1) Velocity: 9.9 m/s and 14 m/s
The motion of the diver is a free-fall motion, so it is a uniform accelerated motion. Choosing downward as positive direction, the final velocity can be found by using the following suvat equation:
[tex]v^2-u^2=2as[/tex]
where
v is the final velocity
u = 0 is the initial velocity (the diver starts from rest)
[tex]a=g=9.8 m/s^2[/tex] is the acceleration of gravity
s is the displacement
For the diver jumping from 5 m, s = 5 m, so
[tex]v=\sqrt{2as}=\sqrt{2(9.8)(5)}=9.9 m/s[/tex]

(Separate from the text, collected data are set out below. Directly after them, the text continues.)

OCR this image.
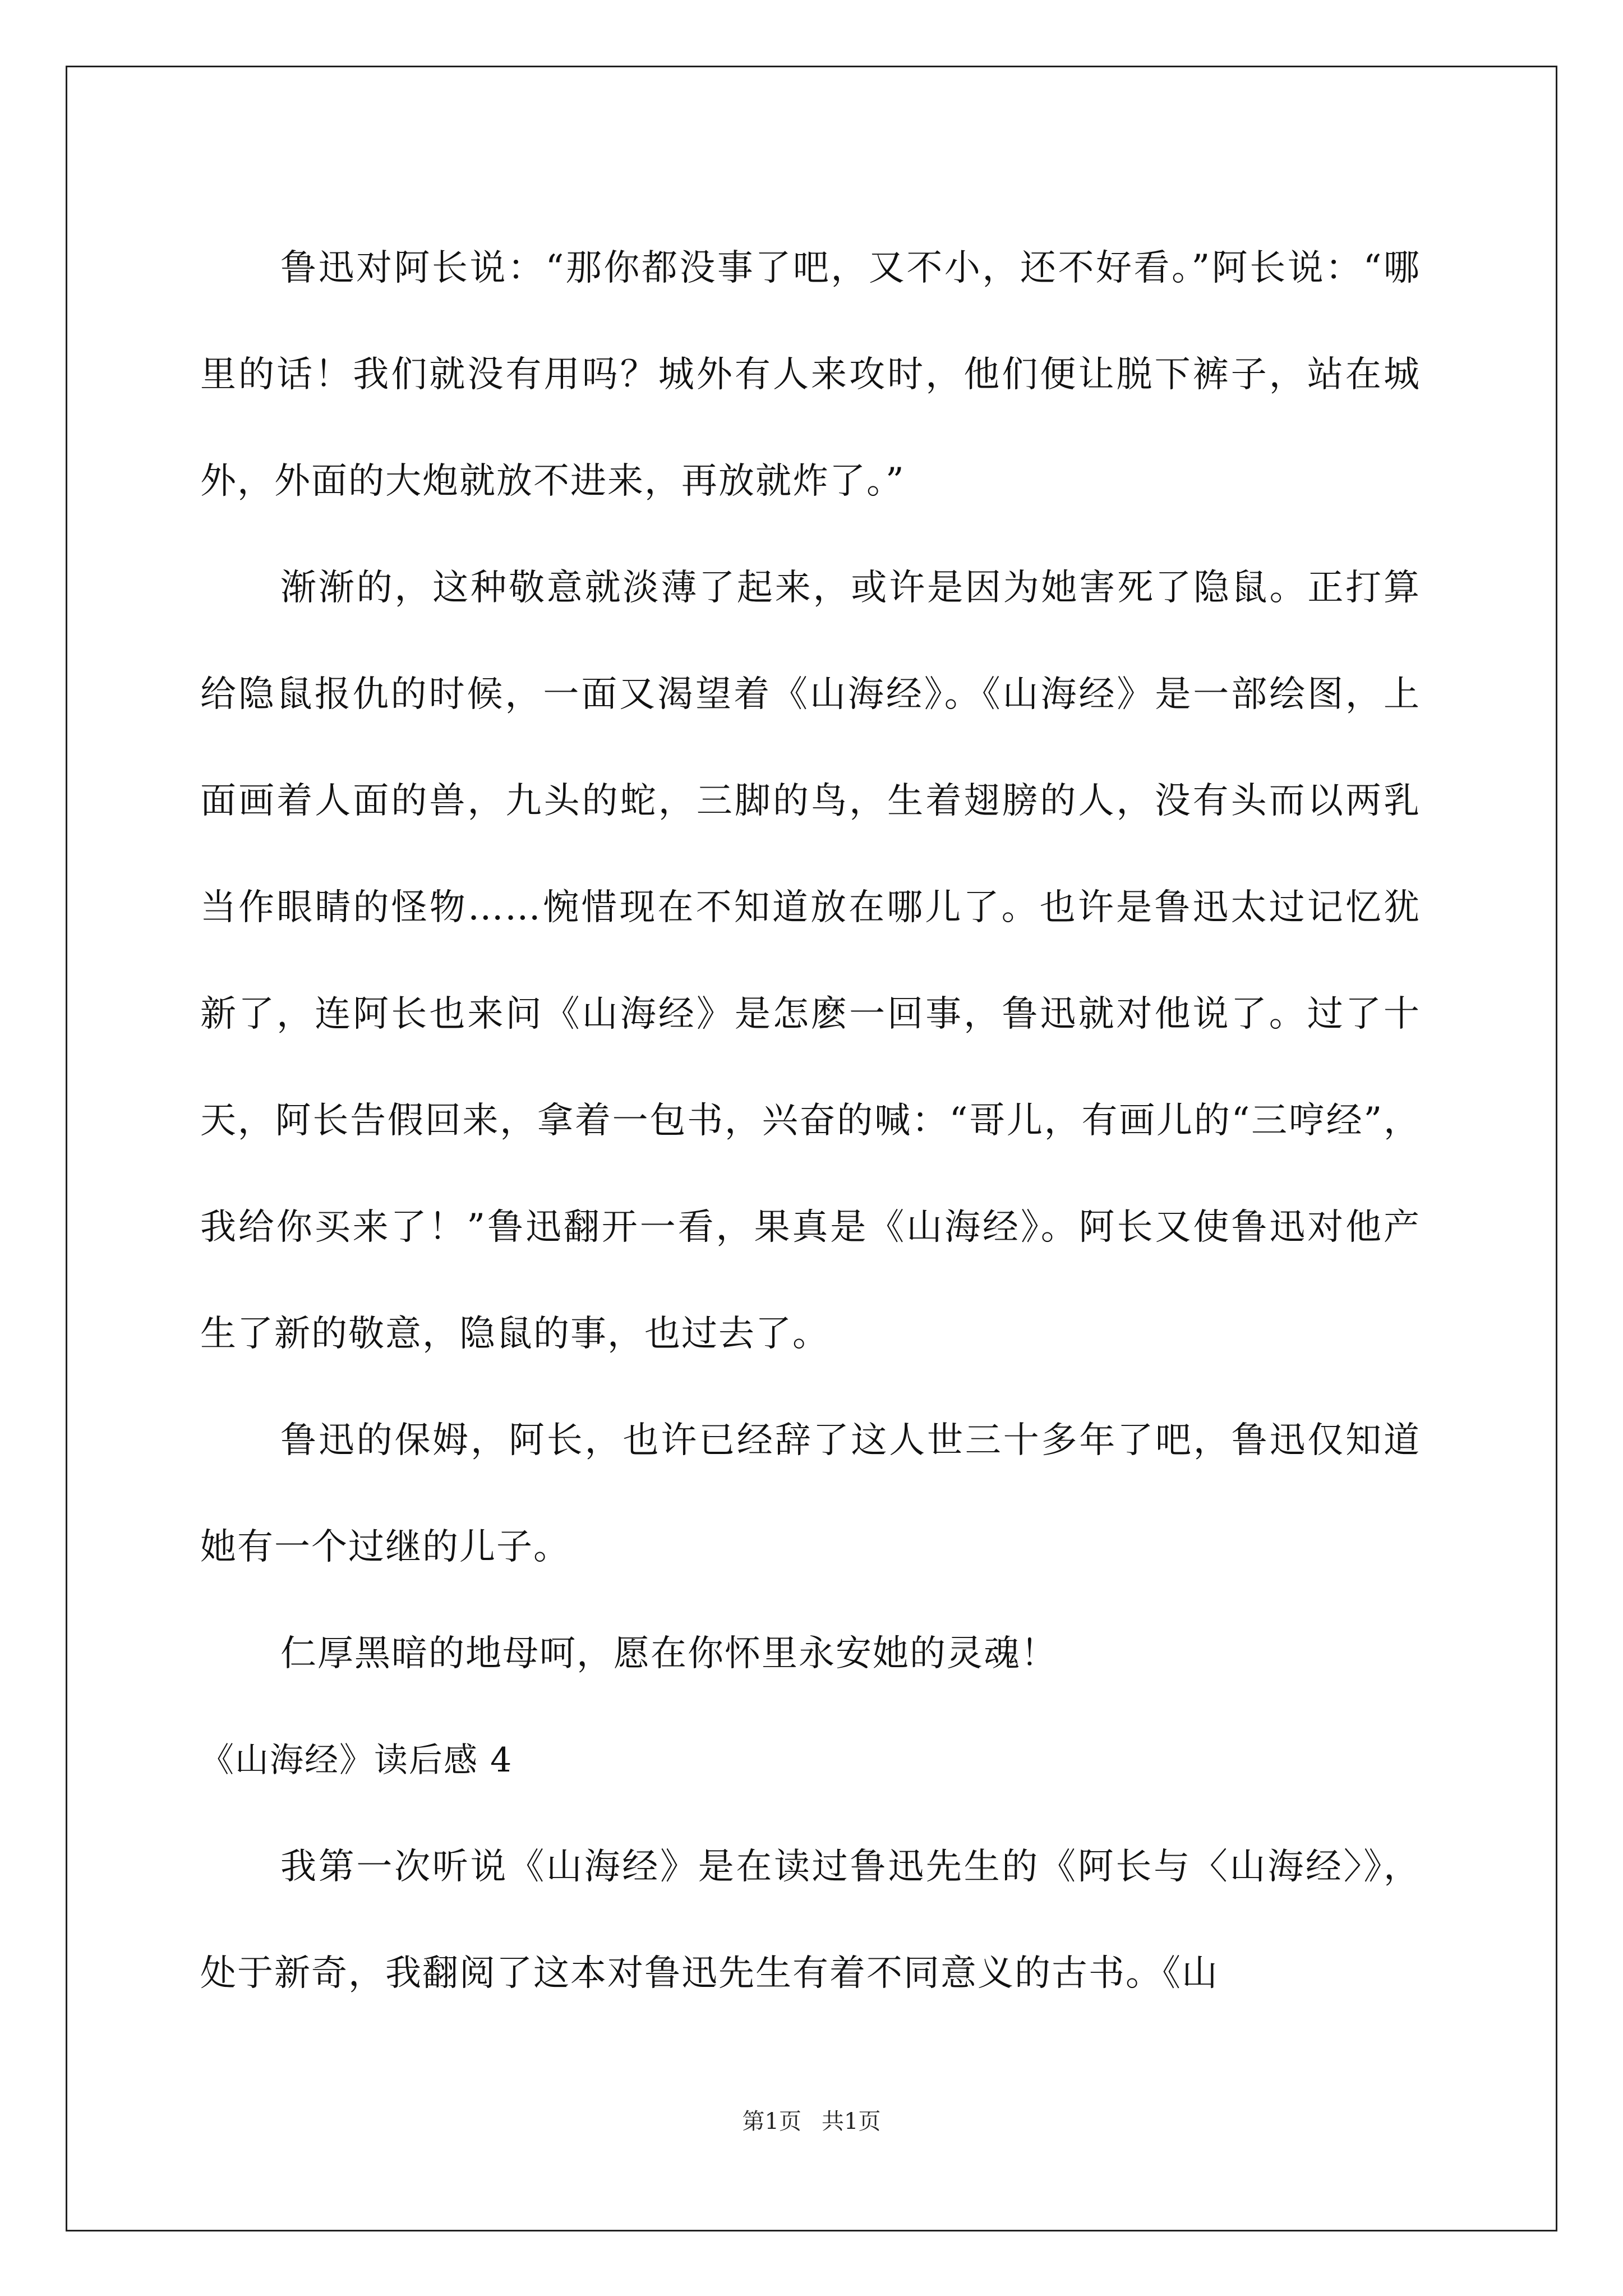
鲁迅对阿长说：“那你都没事了吧，又不小，还不好看。”阿长说：“哪里的话！我们就没有用吗？城外有人来攻时，他们便让脱下裤子，站在城外，外面的大炮就放不进来，再放就炸了。”

渐渐的，这种敬意就淡薄了起来，或许是因为她害死了隐鼠。正打算给隐鼠报仇的时候，一面又渴望着《山海经》。《山海经》是一部绘图，上面画着人面的兽，九头的蛇，三脚的鸟，生着翅膀的人，没有头而以两乳当作眼睛的怪物……惋惜现在不知道放在哪儿了。也许是鲁迅太过记忆犹新了，连阿长也来问《山海经》是怎麽一回事，鲁迅就对他说了。过了十天，阿长告假回来，拿着一包书，兴奋的喊：“哥儿，有画儿的“三哼经”，我给你买来了！”鲁迅翻开一看，果真是《山海经》。阿长又使鲁迅对他产生了新的敬意，隐鼠的事，也过去了。

鲁迅的保姆，阿长，也许已经辞了这人世三十多年了吧，鲁迅仅知道她有一个过继的儿子。

仁厚黑暗的地母呵，愿在你怀里永安她的灵魂！

《山海经》读后感 4

我第一次听说《山海经》是在读过鲁迅先生的《阿长与〈山海经〉》，处于新奇，我翻阅了这本对鲁迅先生有着不同意义的古书。《山

第1页 共1页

For the diver jumping from 10 m, s = 10 m, so
[tex]v=\sqrt{2as}=\sqrt{2(9.8)(10)}=14 m/s[/tex]
2) Time: 1.01 s and 1.43 s
The time of flight of each diver can be found by using the other suvat equation
[tex]s=ut+\frac{1}{2}at^2[/tex]
And since u = 0, it can be reduced to
[tex]s=\frac{1}{2}at^2[/tex]
For the diver jumping from 5 m, s = 5 m, so we find
[tex]t=\sqrt{\frac{2s}{a}}=\sqrt{\frac{2(5)}{9.8}}=1.01 s[/tex]
For the diver jumping from 10 m, s = 10 m, so we find
[tex]t=\sqrt{\frac{2s}{a}}=\sqrt{\frac{2(10)}{9.8}}=1.43 s[/tex]